DISSENTING STATEMENT BY
LALLY-GREEN, J.:¶ 1 Because I do not believe that we have the authority to review the order before us, I respectfully dissent.
¶2 As the majority makes clear, the instant appeal involves neither party to this action. Rather, a dispute has arisen between counsel and a court reporter because the court reporter has declined to provide a transcript of an equitable distribution hearing unless and until counsel pays an outstanding balance on a custody trial transcript. Counsel is willing to pay for the equitable distribution transcript but disputes the reporter’s entitlement to payment for the custody trial transcript. The majority concludes, based on the Uniform Rules Governing Court Reporting and Transcripts, Pa.R.C.P. 5000.1-5000.13, that the trial court had the authority to order counsel to pay the disputed custody trial transcript invoice.
¶3 I do not believe that the instant order is appealable under the Rules of Appellate Procedure. The trial court’s order is clearly not a final order pursuant to Pa.R.A.P. 341. It does not dispose of any claim between the parties. Moreover, I cannot conclude that a dispute over a transcript fee between attorney and a non-party court reporter involves a right too important to be denied review, so as to create an appealable collateral order pursuant to Pa.R.A.P. 313. The Rules of Appellate Procedure provide no authority for review of the order before us. See generally Pa.R.A.P. 301-342. Accordingly, I would quash this appeal.
¶ 4 Furthermore, I believe judicial economy dictates a different approach than that taken by the majority and the trial court. As things stand, the litigation between David and Karen Serbin has been placed on hold pending the outcome of an ancillary proceeding between non-parties. This Court is placed in the position of reviewing an order having nothing to do with the parties to this action or the underlying legal dispute between them.

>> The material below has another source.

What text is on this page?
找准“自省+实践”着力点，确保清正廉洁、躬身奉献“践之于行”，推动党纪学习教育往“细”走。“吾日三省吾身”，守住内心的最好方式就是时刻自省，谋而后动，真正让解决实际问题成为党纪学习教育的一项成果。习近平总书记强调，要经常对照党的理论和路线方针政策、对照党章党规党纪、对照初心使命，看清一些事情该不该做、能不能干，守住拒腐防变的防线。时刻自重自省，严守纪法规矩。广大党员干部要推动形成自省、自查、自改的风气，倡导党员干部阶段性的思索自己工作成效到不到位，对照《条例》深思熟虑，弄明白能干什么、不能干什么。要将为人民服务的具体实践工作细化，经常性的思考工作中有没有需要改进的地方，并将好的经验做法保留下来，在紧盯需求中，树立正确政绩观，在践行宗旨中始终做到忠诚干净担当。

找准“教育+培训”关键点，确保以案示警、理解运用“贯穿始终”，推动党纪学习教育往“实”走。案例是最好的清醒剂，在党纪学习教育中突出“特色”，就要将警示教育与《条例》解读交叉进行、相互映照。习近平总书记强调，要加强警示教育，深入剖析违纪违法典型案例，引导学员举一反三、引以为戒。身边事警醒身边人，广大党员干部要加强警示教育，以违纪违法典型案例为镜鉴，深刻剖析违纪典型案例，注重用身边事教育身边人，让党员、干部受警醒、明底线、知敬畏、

*190¶ 5 Several available courses of action could have avoided the present scenario. First, I believe the trial court would be within its authority in ordering a court-employed reporter to provide the equitable distribution transcript to counsel upon counsel’s tender of payment for that transcript in accordance with Rules 5000.6 and 5000.11 of the Rules of Judicial Administration. This would have allowed the Serbins to proceed with their equitable distribution appeal and would not have prejudiced the court reporter’s ability to pursue an unrelated collection action for the alleged outstanding balance on the custody transcript. Second, Rule 5000.2(h) provides that a trial court may order a copy of a transcript for its own use. Third, an appellant’s failure to request and pay for a transcript can result in waiver of any and all issues that cannot be analyzed without reference to the transcript. See Pa.R.A.P.1911(d). The threat of waiver would, fairly or not, expedite the resolution of the dispute between the attorney and the court reporter without undue delay of the underlying litigation between the Serbins.
¶ 6 In light of the foregoing, I respectfully dissent.